19 Haziran 2006

Hoşgeldin 'Cuma'

Bu haftasonu istanbul'da geçirdiğim son haftasonuydu. Heyooooooooo...
Sevince aldanıp temelli gidiyorum sananlar yanılırlar tabii ki. Altı üstü bir hafta yok olacağım ortalıktan.

Yine güzel, yaza yakışır bir haftasonu yaptık. Bu kez uzun uzun anlatmayacağım. Çünkü bu haftasonu hayatımla ilgili önemli bir değişiklik yaptım. Artık evde epey kalabalığız. Hikayeyi anlatmadan önce diğer küçük detaylar neymiş haftasonuna dair onlara bir bakalım:

Cuma akşamı Taksim'de tam 8 kız eğlendik. Gerçekten çok eğlendik. Açık havada içilen 3 duble rakıdan sonra bendeniz şarkı bile söyledim; o derece. Çok sakin ve hoş bir yerde olmanın rahatlığı vardı sanırım üzerimde. Ya da bu neyin rahatlığıydı tam olarak bilmiyorum.

Cumartesi sabah eski bir arkadaşın telefonu ile yerimden sıçradım. Sabahın dokuzunda hatırladığım kadarı ile önce benden iyi bir küfür yedi, sonra benim evin oralarda olduğunu ve kahvaltı için beklediklerini söyledi. Yeni kız arkadaşı ile ziyarete gelmiş. Sabahın kör vakti tanıştırılmak istenmişim. Ah bu kadınlar ve takıntıları...

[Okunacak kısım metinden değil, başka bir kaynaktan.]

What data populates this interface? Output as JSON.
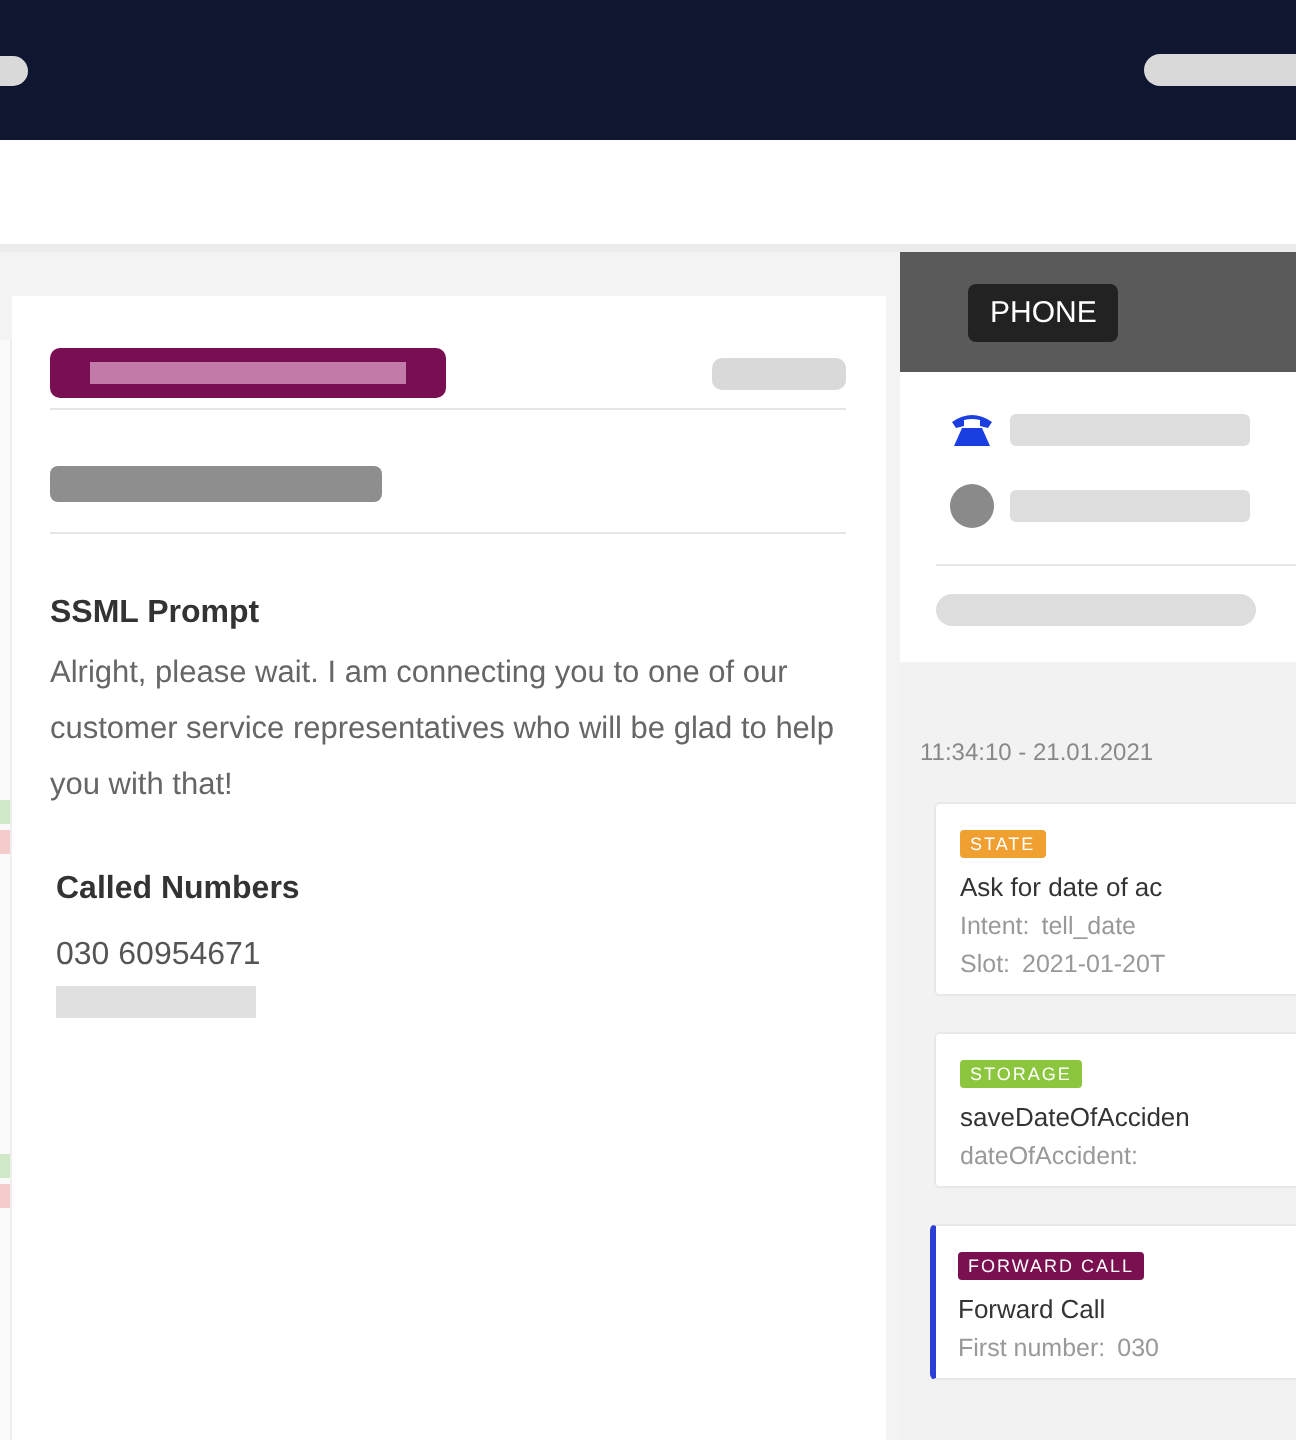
{
  "prompt": {
    "title": "SSML Prompt",
    "text": "Alright, please wait. I am connecting you to one of our customer service representatives who will be glad to help you with that!"
  },
  "called_numbers": {
    "title": "Called Numbers",
    "numbers": [
      "030 60954671"
    ]
  },
  "phone_panel": {
    "tab": "PHONE",
    "timestamp": "11:34:10 - 21.01.2021",
    "events": [
      {
        "kind": "state",
        "tag": "STATE",
        "title": "Ask for date of ac",
        "fields": [
          {
            "label": "Intent:",
            "value": "tell_date"
          },
          {
            "label": "Slot:",
            "value": "2021-01-20T"
          }
        ],
        "selected": false
      },
      {
        "kind": "storage",
        "tag": "STORAGE",
        "title": "saveDateOfAcciden",
        "fields": [
          {
            "label": "dateOfAccident:"
          }
        ],
        "selected": false
      },
      {
        "kind": "forward",
        "tag": "FORWARD CALL",
        "title": "Forward Call",
        "fields": [
          {
            "label": "First number:",
            "value": "030"
          }
        ],
        "selected": true
      }
    ]
  }
}
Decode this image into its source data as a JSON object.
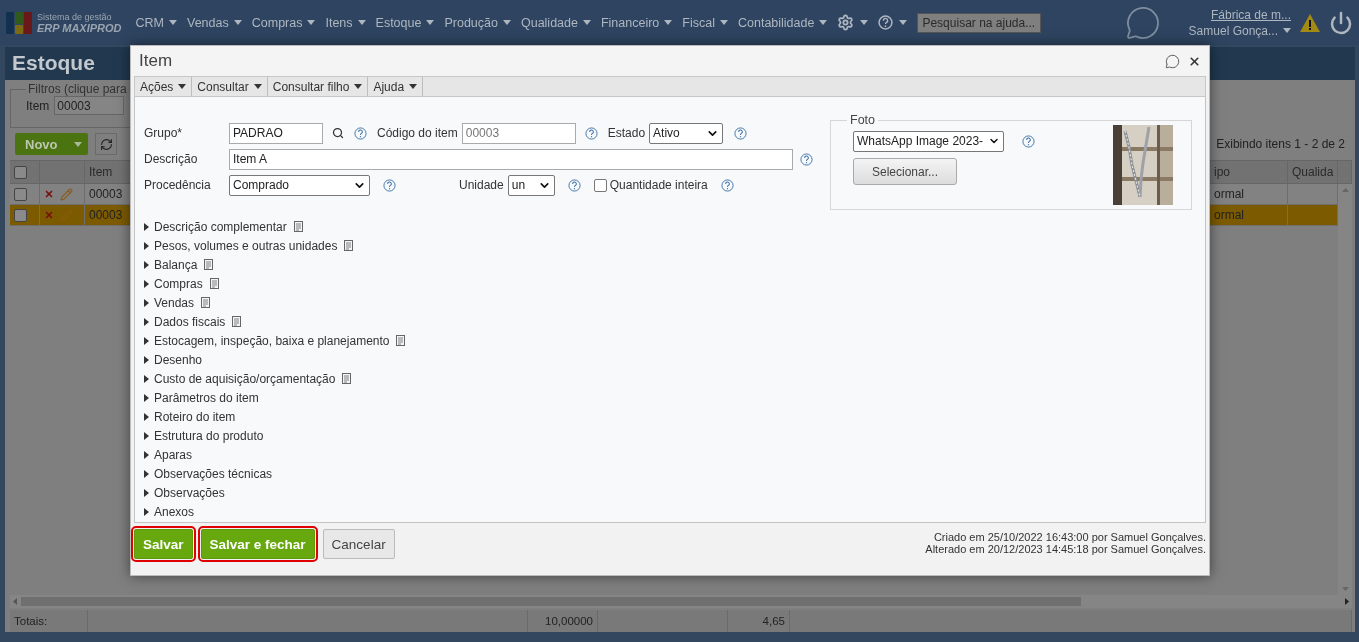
{
  "nav": {
    "logo": {
      "line1": "Sistema de gestão",
      "line2": "ERP MAXIPROD"
    },
    "menus": [
      "CRM",
      "Vendas",
      "Compras",
      "Itens",
      "Estoque",
      "Produção",
      "Qualidade",
      "Financeiro",
      "Fiscal",
      "Contabilidade"
    ],
    "search": {
      "placeholder": "Pesquisar na ajuda..."
    },
    "company": "Fábrica de m...",
    "user": "Samuel Gonça..."
  },
  "page": {
    "title": "Estoque",
    "filters": {
      "legend": "Filtros (clique para",
      "label": "Item",
      "value": "00003"
    },
    "toolbar": {
      "new_button": "Novo",
      "pager": "Exibindo itens 1 - 2 de 2"
    },
    "table": {
      "header_checked": false,
      "columns": [
        "Item",
        "ipo",
        "Qualida"
      ],
      "rows": [
        {
          "checked": false,
          "selected": false,
          "item": "00003",
          "column_2": "ormal"
        },
        {
          "checked": false,
          "selected": true,
          "item": "00003",
          "column_2": "ormal"
        }
      ]
    },
    "totals": {
      "label": "Totais:",
      "values": [
        "10,00000",
        "4,65"
      ]
    }
  },
  "dialog": {
    "title": "Item",
    "menus": [
      "Ações",
      "Consultar",
      "Consultar filho",
      "Ajuda"
    ],
    "form": {
      "grupo": {
        "label": "Grupo*",
        "value": "PADRAO"
      },
      "codigo": {
        "label": "Código do item",
        "value": "00003",
        "disabled": true
      },
      "estado": {
        "label": "Estado",
        "value": "Ativo"
      },
      "descricao": {
        "label": "Descrição",
        "value": "Item A"
      },
      "procedencia": {
        "label": "Procedência",
        "value": "Comprado"
      },
      "unidade": {
        "label": "Unidade",
        "value": "un"
      },
      "quantidade_inteira": {
        "label": "Quantidade inteira",
        "checked": false
      }
    },
    "foto": {
      "legend": "Foto",
      "file": "WhatsApp Image 2023-",
      "button": "Selecionar..."
    },
    "sections": [
      {
        "label": "Descrição complementar",
        "expanded": false,
        "note_icon": true
      },
      {
        "label": "Pesos, volumes e outras unidades",
        "expanded": false,
        "note_icon": true
      },
      {
        "label": "Balança",
        "expanded": false,
        "note_icon": true
      },
      {
        "label": "Compras",
        "expanded": false,
        "note_icon": true
      },
      {
        "label": "Vendas",
        "expanded": false,
        "note_icon": true
      },
      {
        "label": "Dados fiscais",
        "expanded": false,
        "note_icon": true
      },
      {
        "label": "Estocagem, inspeção, baixa e planejamento",
        "expanded": false,
        "note_icon": true
      },
      {
        "label": "Desenho",
        "expanded": false,
        "note_icon": false
      },
      {
        "label": "Custo de aquisição/orçamentação",
        "expanded": false,
        "note_icon": true
      },
      {
        "label": "Parâmetros do item",
        "expanded": false,
        "note_icon": false
      },
      {
        "label": "Roteiro do item",
        "expanded": false,
        "note_icon": false
      },
      {
        "label": "Estrutura do produto",
        "expanded": false,
        "note_icon": false
      },
      {
        "label": "Aparas",
        "expanded": false,
        "note_icon": false
      },
      {
        "label": "Observações técnicas",
        "expanded": false,
        "note_icon": false
      },
      {
        "label": "Observações",
        "expanded": false,
        "note_icon": false
      },
      {
        "label": "Anexos",
        "expanded": false,
        "note_icon": false
      }
    ],
    "buttons": [
      {
        "label": "Salvar",
        "kind": "primary",
        "highlighted": true
      },
      {
        "label": "Salvar e fechar",
        "kind": "primary",
        "highlighted": true
      },
      {
        "label": "Cancelar",
        "kind": "secondary",
        "highlighted": false
      }
    ],
    "audit": [
      "Criado em 25/10/2022 16:43:00 por Samuel Gonçalves.",
      "Alterado em 20/12/2023 14:45:18 por Samuel Gonçalves."
    ]
  }
}
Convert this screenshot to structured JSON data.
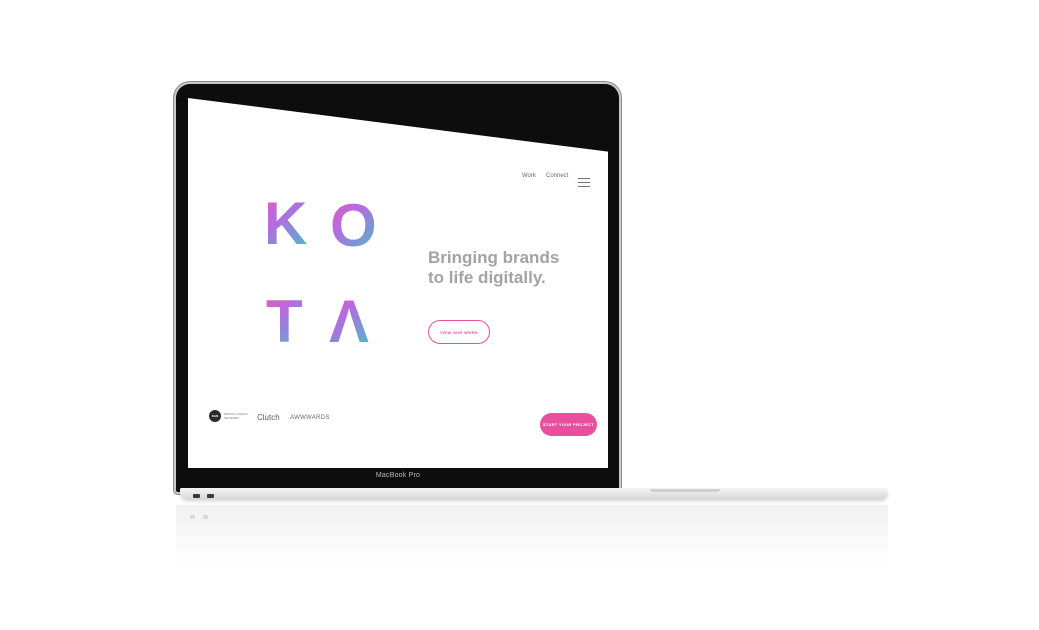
{
  "nav": {
    "work": "Work",
    "connect": "Connect",
    "menu_icon": "hamburger-icon"
  },
  "brand": {
    "letters": [
      "K",
      "O",
      "T",
      "Λ"
    ],
    "gradient": [
      "#e45cb6",
      "#b26de0",
      "#3ec4c5"
    ]
  },
  "hero": {
    "tagline_line1": "Bringing brands",
    "tagline_line2": "to life digitally.",
    "view_work_label": "VIEW OUR WORK"
  },
  "footer": {
    "dan_badge": "DAN",
    "dan_text": "DIGITAL AGENCY NETWORK",
    "clutch": "Clutch",
    "awwwards": "AWWWARDS",
    "start_project_label": "START YOUR PROJECT"
  },
  "device": {
    "label": "MacBook Pro"
  },
  "colors": {
    "accent": "#ea4f9f",
    "tagline": "#a3a3a3"
  }
}
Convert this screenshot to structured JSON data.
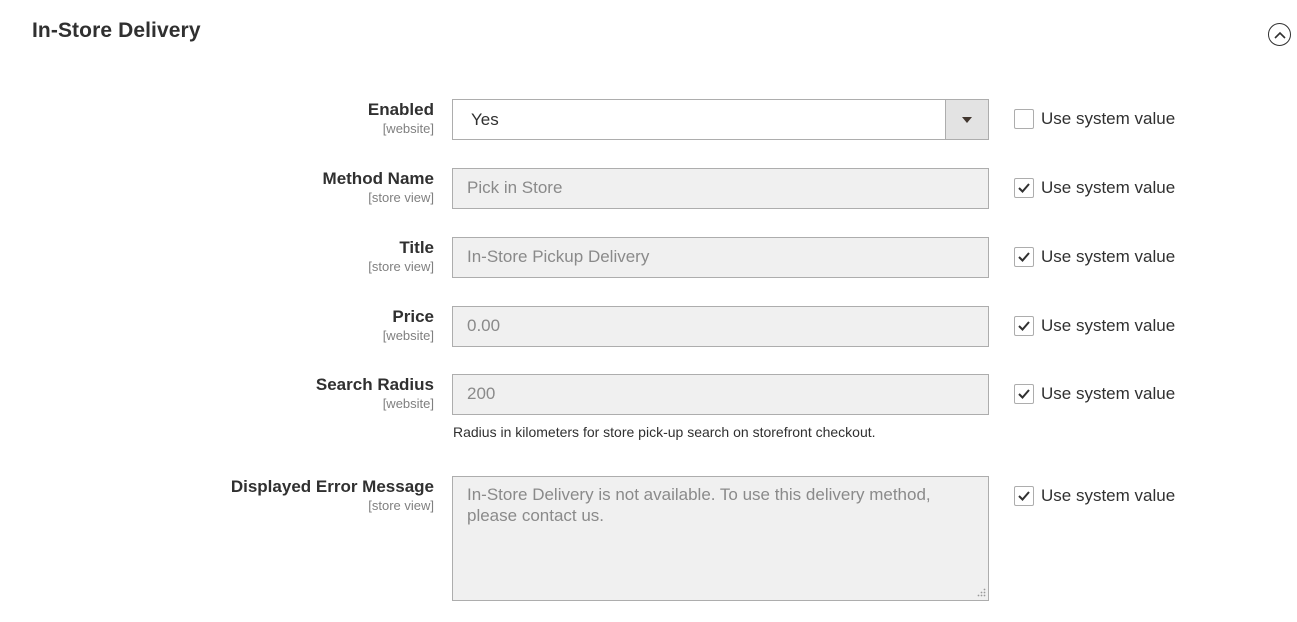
{
  "section": {
    "title": "In-Store Delivery"
  },
  "fields": {
    "enabled": {
      "label": "Enabled",
      "scope": "[website]",
      "value": "Yes",
      "use_system_label": "Use system value",
      "use_system_checked": false
    },
    "method_name": {
      "label": "Method Name",
      "scope": "[store view]",
      "value": "Pick in Store",
      "use_system_label": "Use system value",
      "use_system_checked": true
    },
    "title": {
      "label": "Title",
      "scope": "[store view]",
      "value": "In-Store Pickup Delivery",
      "use_system_label": "Use system value",
      "use_system_checked": true
    },
    "price": {
      "label": "Price",
      "scope": "[website]",
      "value": "0.00",
      "use_system_label": "Use system value",
      "use_system_checked": true
    },
    "search_radius": {
      "label": "Search Radius",
      "scope": "[website]",
      "value": "200",
      "note": "Radius in kilometers for store pick-up search on storefront checkout.",
      "use_system_label": "Use system value",
      "use_system_checked": true
    },
    "error_message": {
      "label": "Displayed Error Message",
      "scope": "[store view]",
      "value": "In-Store Delivery is not available. To use this delivery method, please contact us.",
      "use_system_label": "Use system value",
      "use_system_checked": true
    }
  },
  "icons": {
    "collapse": "chevron-up-circle-icon",
    "dropdown": "caret-down-icon",
    "check": "checkmark-icon",
    "resize": "resize-grip-icon"
  },
  "colors": {
    "text": "#303030",
    "muted": "#808080",
    "disabled_bg": "#f0f0f0",
    "border": "#adadad"
  }
}
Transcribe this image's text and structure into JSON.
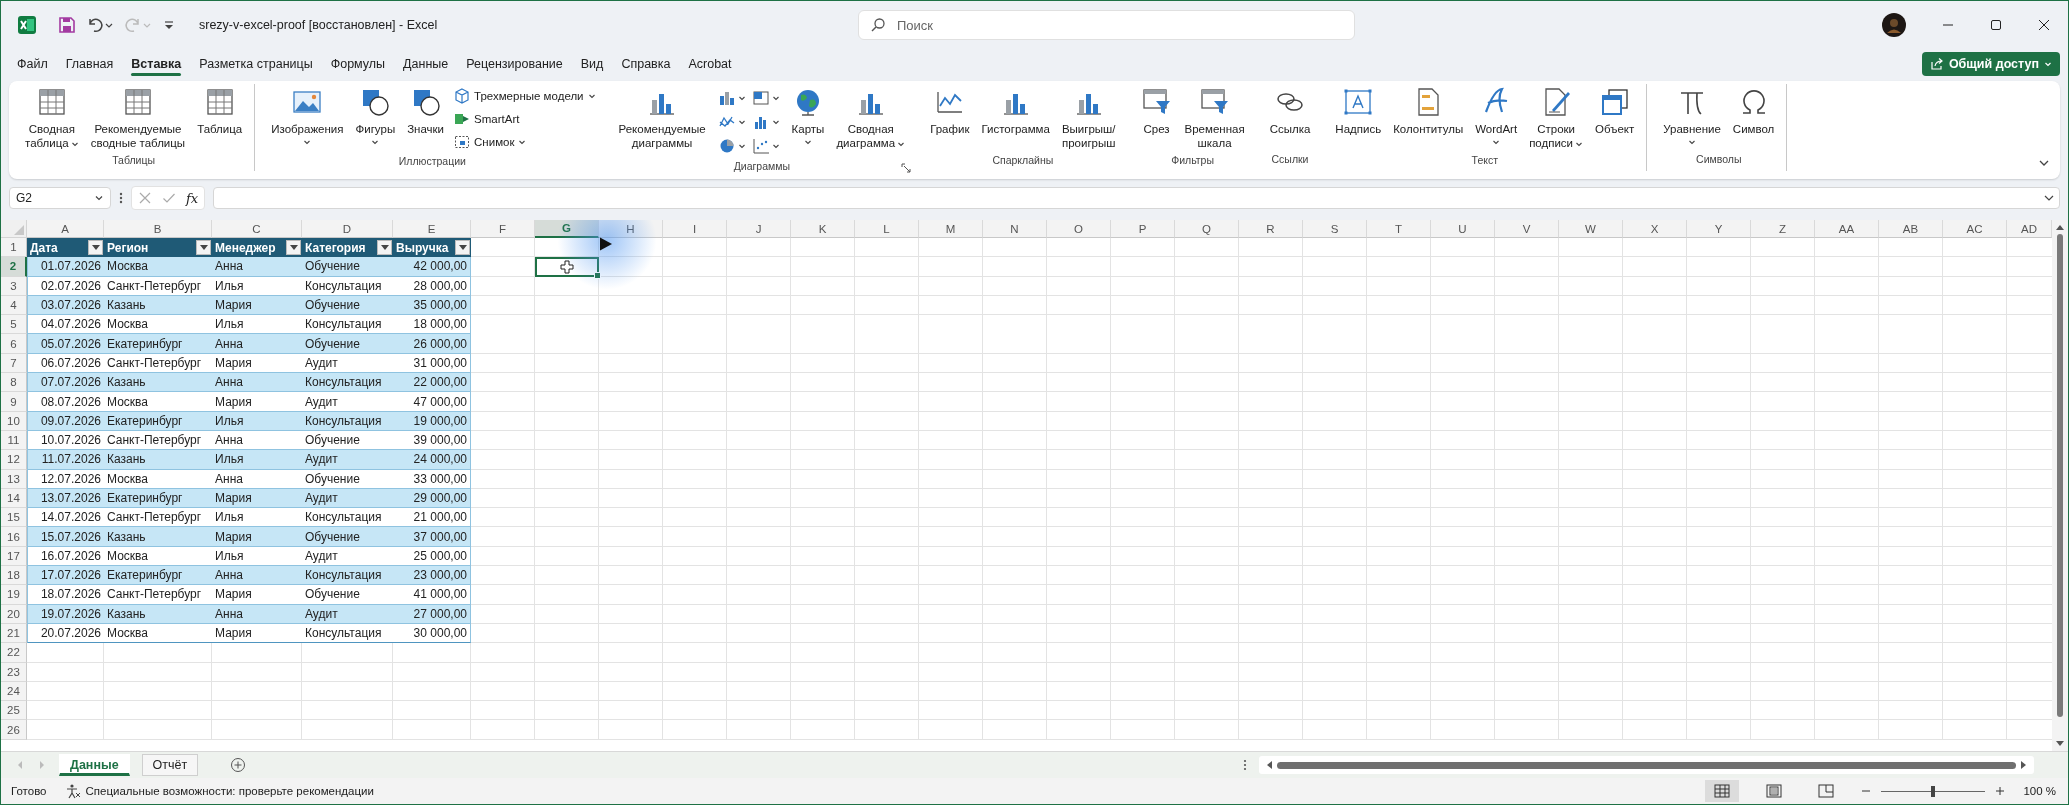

Öğlen ve akşam olanlar az sonra.

Pazar günü babalar günü olduğu için ailecek kahvaltıda buluştuk. Atölyede babam ile ben hazırladık kahvaltıyı. Karpuz peynir. Karpuzu ben, peyniri o dilimledi. Pek zor bir işi oldu. Sohbet ettik, hediye olarak aldığım 'Sabahat Akkiraz Orient Expressions' albümünü dinledik. Sonra ben koşarak eve gittim. Niye? anlatiim...

Cumartesi öğlene geri dönüyoruz. İşte o öğlen önemli bir işimiz vardı. Kedi almaya gittim.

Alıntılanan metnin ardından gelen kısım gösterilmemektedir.